Materials & Design (May 2024)
Carrier-free poly(glycyrrhetinic acid)-facilitated celastrol-loaded nanoparticle for high-efficiency low-toxicity treatment of rheumatoid arthritis
Abstract
Rheumatoid arthritis (RA) is a complex autoimmune disease associated with synovial inflammation and articular cartilage destruction. Currently, high-efficiency low-toxicity management of this intractable disease is highly urgent. Here, a drug-backboned polymer, polyglycyrrhetinic acid (PGA), was synthesized through the condensation of GA, a principal anti-inflammatory component of Glycyrrhiza glabra. PGA was then used as a therapeutic polyprodrug carrier to fabricate carrier-free PGA@Cel nanoparticles (NPs) for treating rheumatoid arthritis.

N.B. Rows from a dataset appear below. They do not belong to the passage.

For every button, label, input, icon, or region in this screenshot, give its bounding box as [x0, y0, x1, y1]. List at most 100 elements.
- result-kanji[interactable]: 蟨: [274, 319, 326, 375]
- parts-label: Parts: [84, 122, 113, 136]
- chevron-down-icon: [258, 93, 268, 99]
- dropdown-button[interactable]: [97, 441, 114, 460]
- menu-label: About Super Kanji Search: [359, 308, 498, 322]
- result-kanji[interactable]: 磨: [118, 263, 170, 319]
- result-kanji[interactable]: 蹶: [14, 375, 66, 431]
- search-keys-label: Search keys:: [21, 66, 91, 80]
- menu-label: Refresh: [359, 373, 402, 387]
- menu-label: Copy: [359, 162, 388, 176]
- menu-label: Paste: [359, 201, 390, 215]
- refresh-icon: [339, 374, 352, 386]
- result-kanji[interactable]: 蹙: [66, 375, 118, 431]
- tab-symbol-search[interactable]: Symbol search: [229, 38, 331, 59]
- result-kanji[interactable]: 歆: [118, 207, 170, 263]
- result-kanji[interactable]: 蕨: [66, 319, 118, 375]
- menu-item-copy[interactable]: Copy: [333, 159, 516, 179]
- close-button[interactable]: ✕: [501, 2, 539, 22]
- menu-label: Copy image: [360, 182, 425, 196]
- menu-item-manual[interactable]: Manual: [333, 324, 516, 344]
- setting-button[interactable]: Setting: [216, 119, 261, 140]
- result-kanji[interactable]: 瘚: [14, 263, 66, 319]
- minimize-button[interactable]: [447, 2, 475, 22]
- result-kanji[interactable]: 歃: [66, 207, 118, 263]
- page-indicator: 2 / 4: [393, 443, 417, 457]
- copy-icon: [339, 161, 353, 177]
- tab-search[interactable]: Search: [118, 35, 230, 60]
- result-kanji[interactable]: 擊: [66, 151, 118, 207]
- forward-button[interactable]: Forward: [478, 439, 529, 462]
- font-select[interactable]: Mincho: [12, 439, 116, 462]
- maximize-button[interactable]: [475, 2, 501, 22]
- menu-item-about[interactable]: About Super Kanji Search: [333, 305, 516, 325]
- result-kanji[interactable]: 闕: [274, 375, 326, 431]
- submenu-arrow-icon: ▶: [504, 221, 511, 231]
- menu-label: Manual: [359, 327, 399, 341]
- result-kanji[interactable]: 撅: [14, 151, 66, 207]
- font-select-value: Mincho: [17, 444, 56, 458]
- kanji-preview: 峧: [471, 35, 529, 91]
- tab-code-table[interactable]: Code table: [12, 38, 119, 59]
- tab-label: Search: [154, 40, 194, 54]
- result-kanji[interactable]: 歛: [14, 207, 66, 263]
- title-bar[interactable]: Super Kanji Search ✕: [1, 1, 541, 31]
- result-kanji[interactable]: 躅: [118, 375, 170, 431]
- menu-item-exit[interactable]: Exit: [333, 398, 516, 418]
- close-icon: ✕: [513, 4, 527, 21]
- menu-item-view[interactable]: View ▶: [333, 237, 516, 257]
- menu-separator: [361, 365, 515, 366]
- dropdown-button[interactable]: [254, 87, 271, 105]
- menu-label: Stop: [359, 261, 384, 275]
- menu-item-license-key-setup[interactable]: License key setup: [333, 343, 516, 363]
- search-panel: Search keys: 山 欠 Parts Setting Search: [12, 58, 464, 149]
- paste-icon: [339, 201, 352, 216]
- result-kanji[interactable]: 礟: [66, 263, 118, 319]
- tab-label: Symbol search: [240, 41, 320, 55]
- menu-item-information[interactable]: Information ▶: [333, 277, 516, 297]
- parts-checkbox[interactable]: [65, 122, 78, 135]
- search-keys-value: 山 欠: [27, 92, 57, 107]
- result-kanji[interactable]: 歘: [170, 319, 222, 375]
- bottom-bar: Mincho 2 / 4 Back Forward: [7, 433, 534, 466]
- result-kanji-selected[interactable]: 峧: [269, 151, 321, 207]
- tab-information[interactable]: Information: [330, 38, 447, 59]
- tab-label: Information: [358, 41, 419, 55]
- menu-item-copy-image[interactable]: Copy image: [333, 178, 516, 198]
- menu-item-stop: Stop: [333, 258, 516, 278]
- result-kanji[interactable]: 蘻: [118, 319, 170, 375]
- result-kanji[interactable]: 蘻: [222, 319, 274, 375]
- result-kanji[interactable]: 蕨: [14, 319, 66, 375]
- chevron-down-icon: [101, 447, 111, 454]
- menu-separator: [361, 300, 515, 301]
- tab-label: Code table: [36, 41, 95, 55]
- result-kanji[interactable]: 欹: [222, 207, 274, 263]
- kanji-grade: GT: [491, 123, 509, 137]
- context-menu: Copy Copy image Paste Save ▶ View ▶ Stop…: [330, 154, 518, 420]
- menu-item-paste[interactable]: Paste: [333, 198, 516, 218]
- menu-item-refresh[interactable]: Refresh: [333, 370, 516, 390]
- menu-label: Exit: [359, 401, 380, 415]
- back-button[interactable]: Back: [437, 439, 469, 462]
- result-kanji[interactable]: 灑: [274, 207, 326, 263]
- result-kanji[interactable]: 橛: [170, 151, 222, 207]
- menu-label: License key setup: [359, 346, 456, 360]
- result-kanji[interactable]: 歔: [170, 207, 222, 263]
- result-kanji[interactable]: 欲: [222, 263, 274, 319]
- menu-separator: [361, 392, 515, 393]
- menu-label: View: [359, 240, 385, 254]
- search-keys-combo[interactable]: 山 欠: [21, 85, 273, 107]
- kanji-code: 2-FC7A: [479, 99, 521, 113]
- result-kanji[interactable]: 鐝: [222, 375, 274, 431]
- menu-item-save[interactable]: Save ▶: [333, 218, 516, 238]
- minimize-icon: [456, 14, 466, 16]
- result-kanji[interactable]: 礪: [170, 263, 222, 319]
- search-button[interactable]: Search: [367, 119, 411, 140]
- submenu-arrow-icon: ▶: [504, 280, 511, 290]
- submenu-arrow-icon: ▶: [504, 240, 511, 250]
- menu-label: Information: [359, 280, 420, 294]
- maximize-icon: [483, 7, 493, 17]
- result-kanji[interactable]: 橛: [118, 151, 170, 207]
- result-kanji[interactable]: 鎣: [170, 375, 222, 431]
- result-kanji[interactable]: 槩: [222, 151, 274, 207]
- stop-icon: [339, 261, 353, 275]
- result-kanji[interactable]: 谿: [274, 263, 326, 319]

The as-prepared NPs exhibited a uniformly spherical morphology with an average particle size of approximately 180 nm and a celastrol (Cel) loading capacity of around 4.5 %. Upon intravenous injection, the NPs demonstrated prolonged blood circulation, efficient accumulation at inflammatory joints through extravasation via leaky vasculature and subsequent inflammatory cell-mediated sequestration (ELVIS) effect. The present study demonstrated enhanced anti-inflammatory and rheumatic decay efficiency in rat models of antigen-induced arthritis, while simultaneously minimizing off-target toxicity. Overall, our results elucidate that this carrier-free drug-backboned nanopolydrug platform provides a promising strategy for RA therapy.